(Fragmento)
Al otro día subí a ver al emperador. Me sentía filial
y fraternal a su lado. El hombre que se había gloriado siempre de servir y
pensar como cualquier soldado de su ejército, llegaba a su fin en la más grande
soledad; tendido en su lecho, seguía combinando grandiosos planes que ya no
interesaban a nadie. Como siempre, su lenguaje seco y cortante afeaba su
pensamiento; articulando trabajosamente las palabras, me habló del triunfo que
le preparaba Roma. Negaba la derrota como negaba la muerte. Dos días después
tuvo un segundo ataque. Se reanudaron mis ansiosos conciliábulos con Atiano y
Plotina. Previsora, la emperatriz había elevado a mi antiguo amigo a la
todopoderosa dignidad de prefecto del pretorio, poniendo así la guardia
imperial a sus órdenes. Matidia, que no abandonaba la habitación del enfermo,
estaba afortunadamente de nuestra parte; aquella mujer tan sencilla y tan
tierna era como de cera entre las manos de Plotina. Pero ninguno de nosotros
osaba recordar al emperador que la sucesión seguía pendiente. Quizá, como
Alejandro, había decidido no nombrar en persona a su heredero; quizá tenía con
el partido de Quieto compromisos que sólo él
conocía. O, más sencillamente, se negaba a admitir su propio fin; así es como
en tantas familias se ve morir intestados a tercos ancianos. Para ellos no se
trata tanto de guardar hasta el fin su tesoro o su imperio, que sus dedos
entumecidos ya han soltado a medias, como de no ingresar prematuramente en el
estado póstumo de un hombre que ya no tiene decisiones que adoptar, sorpresas
que dar, amenazas o promesas que hacer a los vivientes. Yo lo compadecía:
éramos demasiado diferentes como para que pudiera encontrar en mi ese dócil
continuador, dispuesto desde el comienzo a emplear los mismos métodos y hasta
los mismos errores, y que la mayoría de los hombres que han ejercido autoridad
absoluta buscan desesperadamente en su lecho de muerte.
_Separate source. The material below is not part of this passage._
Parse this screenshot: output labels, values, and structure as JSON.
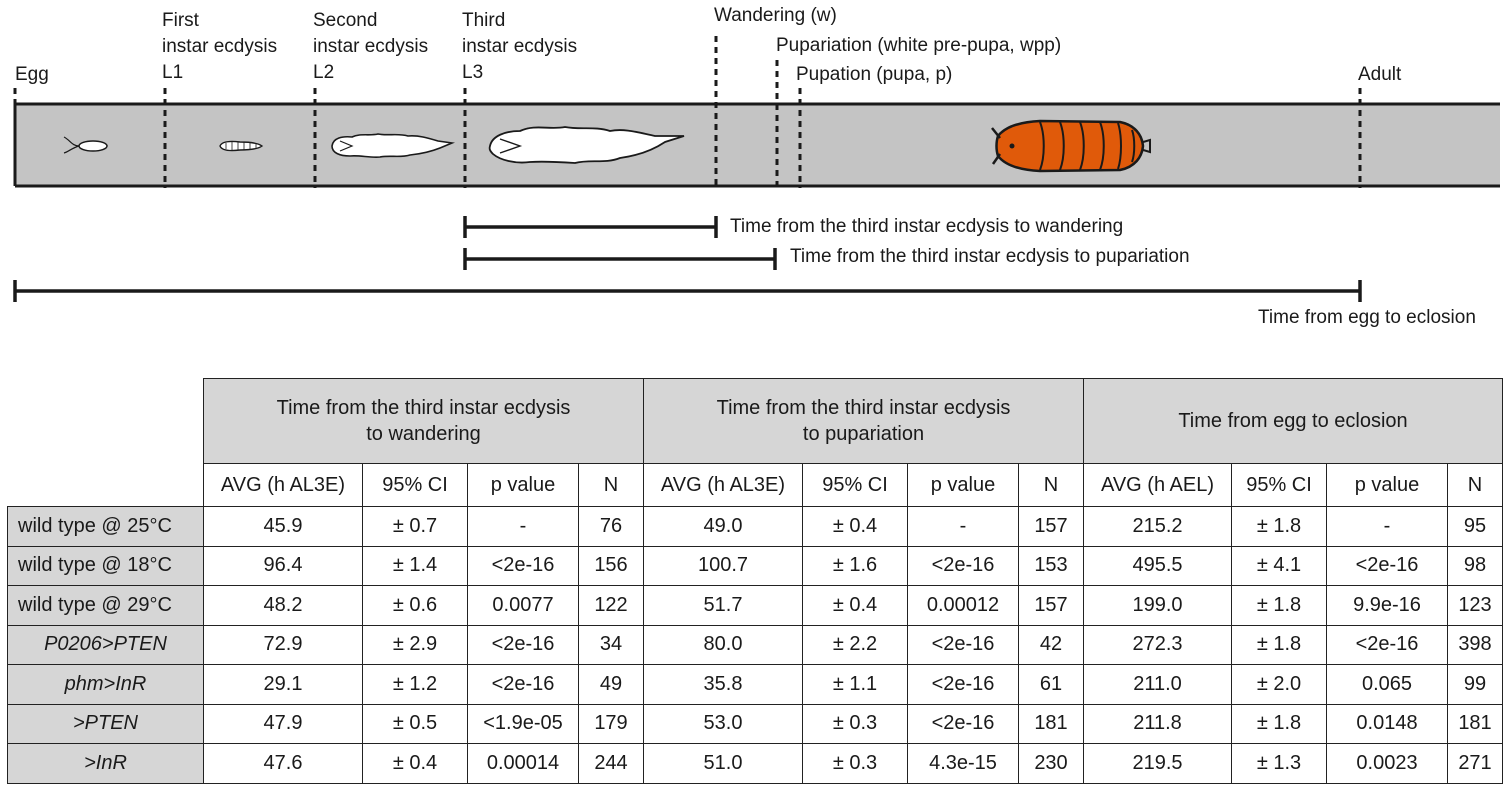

Pero el mundo, en torno
a él, carecía de estadistas; yo era el único a quien podía elegir sin faltar a
sus deberes de buen funcionario y de gran príncipe; como jefe habituado a
valorar las hojas de servicio, estaba prácticamente obligado a aceptarme. Por
lo demás, esa razón le daba un excelente motivo para odiarme. Poco a poco su
salud se restableció lo bastante como para permitirle salir de su habitación.
Hablaba de emprender una nueva campaña, pero ni él mismo creía en ella. Su
médico Crito, que temía los calores de la canícula, logró por fin convencerlo
de que retornara por mar a Roma. La noche antes de su partida me hizo llamar a
bordo del navío que lo llevaría a Italia, y me nombró comandante en jefe en su
reemplazo. Llegaba
hasta eso; pero lo esencial quedaba por hacer.
Marguerite Yourcenar* (Escritora en lengua francesa nacida en Bélgica, educada en Francia y afincada en Estados Unidos, donde falleció. Tenía doble nacionalidad, francesa y estadounidense; 1903-1987)
* El apellido Yourcenar era un seudónimo literario, anagrama del verdadero apellido: Crayencour. Su nombre completo fue Marguerite Antoinette Jeanne Marie Ghislain Cleenewerck de Crayencour, al que podrían añadirse al final de Cartier de Marchienne, sus apellidos maternos.